There are many other little things that we do in our day-to day lives that I believe makes a difference. They don't have to be expensive or come with trendy labels on them. Most of the changes we have made that are better for our family and our environment were simple, inexpensive things that happened without our even realizing they were “green”. It is just simple, smart, frugal living.

4 comments:

Rixa said...

I wholeheartedly agree with you! I go to the public library most days, which gives me the opportunity to read all sorts of magazines--from People to Mother Earth News to Newsweek--while Zari plays. In several "green" or "natural living" magazines, it was all about over-the-top (but organic! and sustainable!) consumerism.

We buy the bulk of our clothing secondhand. I've even had good luck recently with some really nice, and almost brand new, women's shoes. There are some things I have to buy new: running shoes, underwear, etc, but most things I can find used. It just takes some patience. And I don't buy a lot of new clothes anyway. I really don't like to go shopping so that helps quite a bit!

One of my guilty pleasures is buying books, though. I have a big collection of birth books that I refer to a lot--and many of these I can't get at my local library or often even ILL. But I do use them and read them all the time.

I think you'd like this article about brown being the new green:
http://henandharvest.com/?p=91

Heather a.ka. Mom said...

I came across your blog because we share a friend in The Sherman Tribe. I have to agree with you completely. Our family was "green" before it became trendy because we are a big frugal family. Very well put

Hot Belly Mama - taking it all back said...
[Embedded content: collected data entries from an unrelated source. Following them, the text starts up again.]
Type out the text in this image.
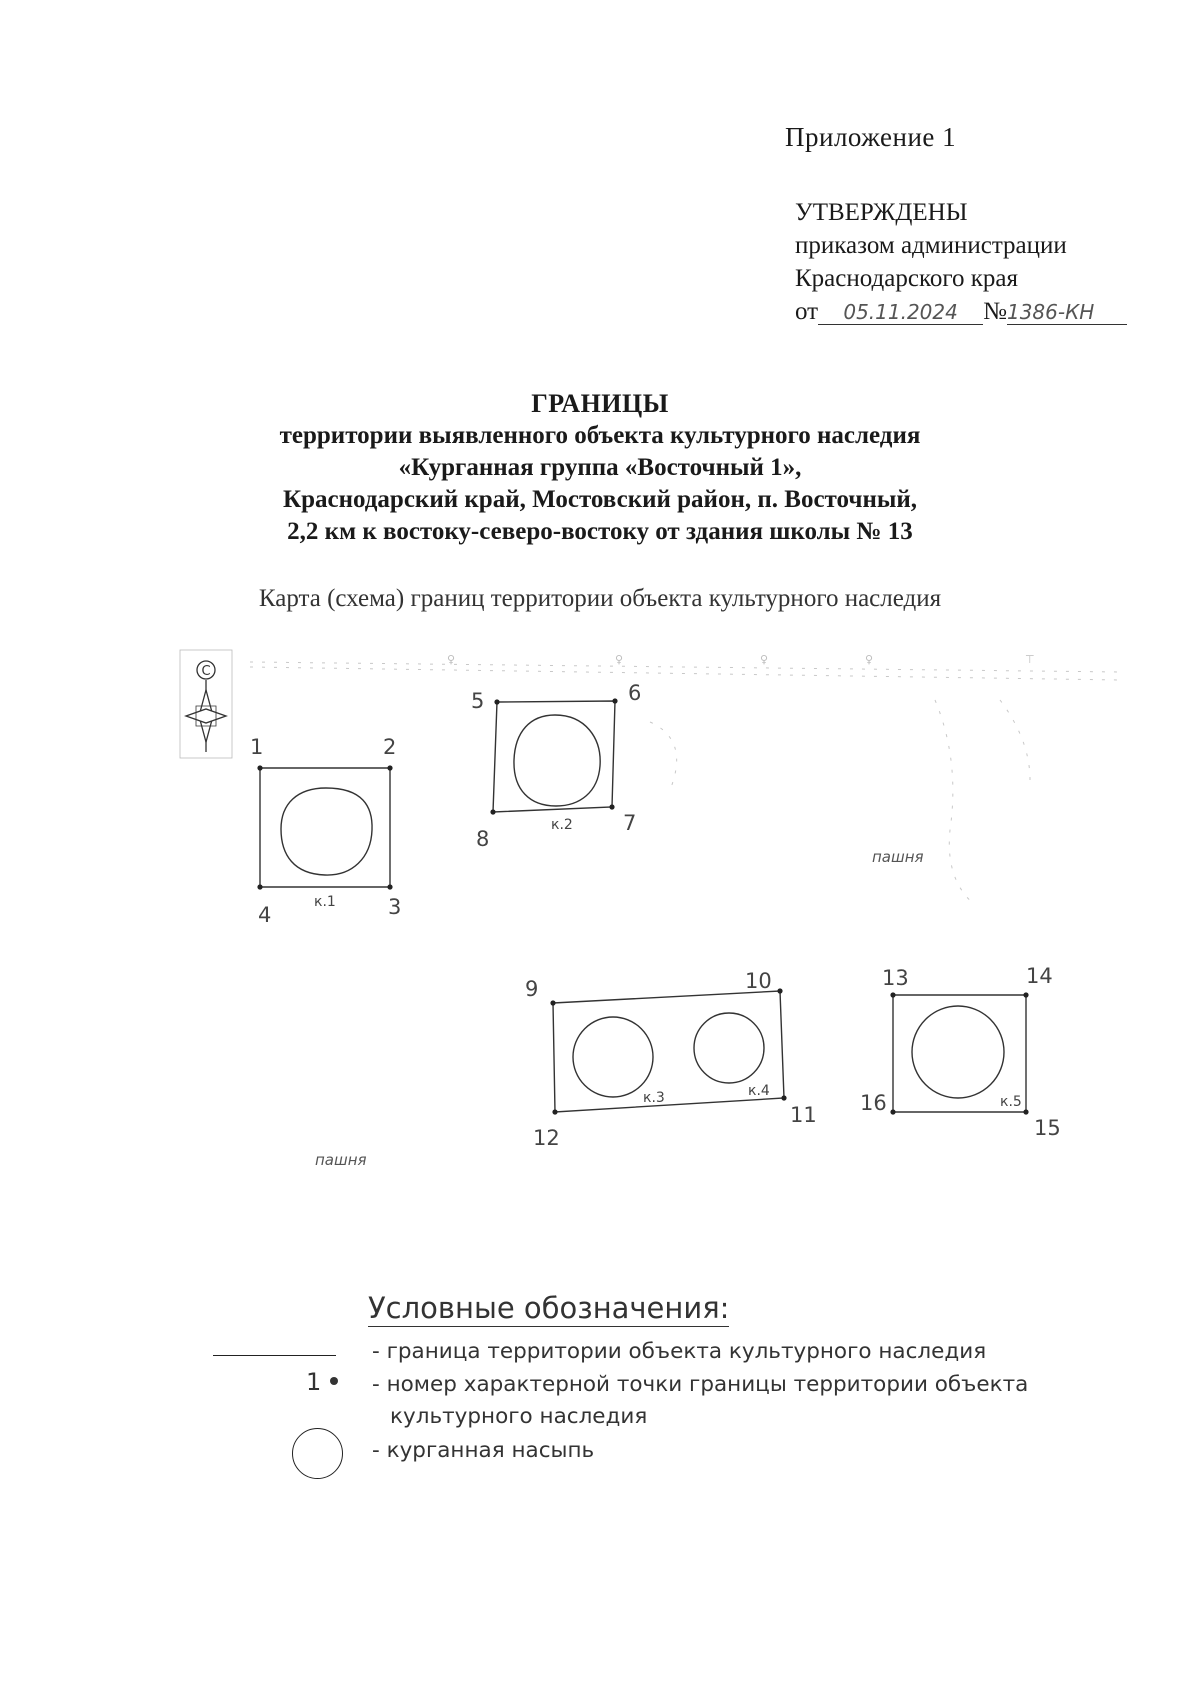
Приложение 1
УТВЕРЖДЕНЫ
приказом администрации
Краснодарского края
от 05.11.2024 №1386-КН
ГРАНИЦЫ
территории выявленного объекта культурного наследия
«Курганная группа «Восточный 1»,
Краснодарский край, Мостовский район, п. Восточный,
2,2 км к востоку-северо-востоку от здания школы № 13
Карта (схема) границ территории объекта культурного наследия
♀	♀	♀	♀	⊤
С
1	2
3
4
5	6
7
8
9	10
11
12
13	14
15
16
к.1
к.2
к.3	к.4
к.5
пашня
пашня
Условные обозначения:
- граница территории объекта культурного наследия
1 - номер характерной точки границы территории объекта
культурного наследия
- курганная насыпь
I found your blog because my husband and I just made an offer on a little patch of heaven (a former pig farm on 8 acres) and we're just waiting to see if the bank will approve. We hope to be self-sustaining as well in the very near future. Thank you for a beautiful blog... My blog is currently about trying to get pregnant but when we buy our new home and have children - the nature of my blogs will certainly change.

Housefairy said...

Wonderfully written! You have reinspired me to go back to some of the stuff I was so into when we had 1 and 2 children..somehow have lost our way, but with five now it makes more sense than ever to get back to the Earth and fast!

Thanks for the motivation--I too was in one of those Mommy-play groups with some other "natural" Mamas but I was doing it our of true lack of money and they...were not poor by any means.

You know what, though? If Going Green is trendy, I guess that is one small annoying step towards something that *IS* based in goodness. Perhaps more respect/understanding for people such as ourselves..being ostracized is thrilling and daring at first, but for our family, it got lonely, too.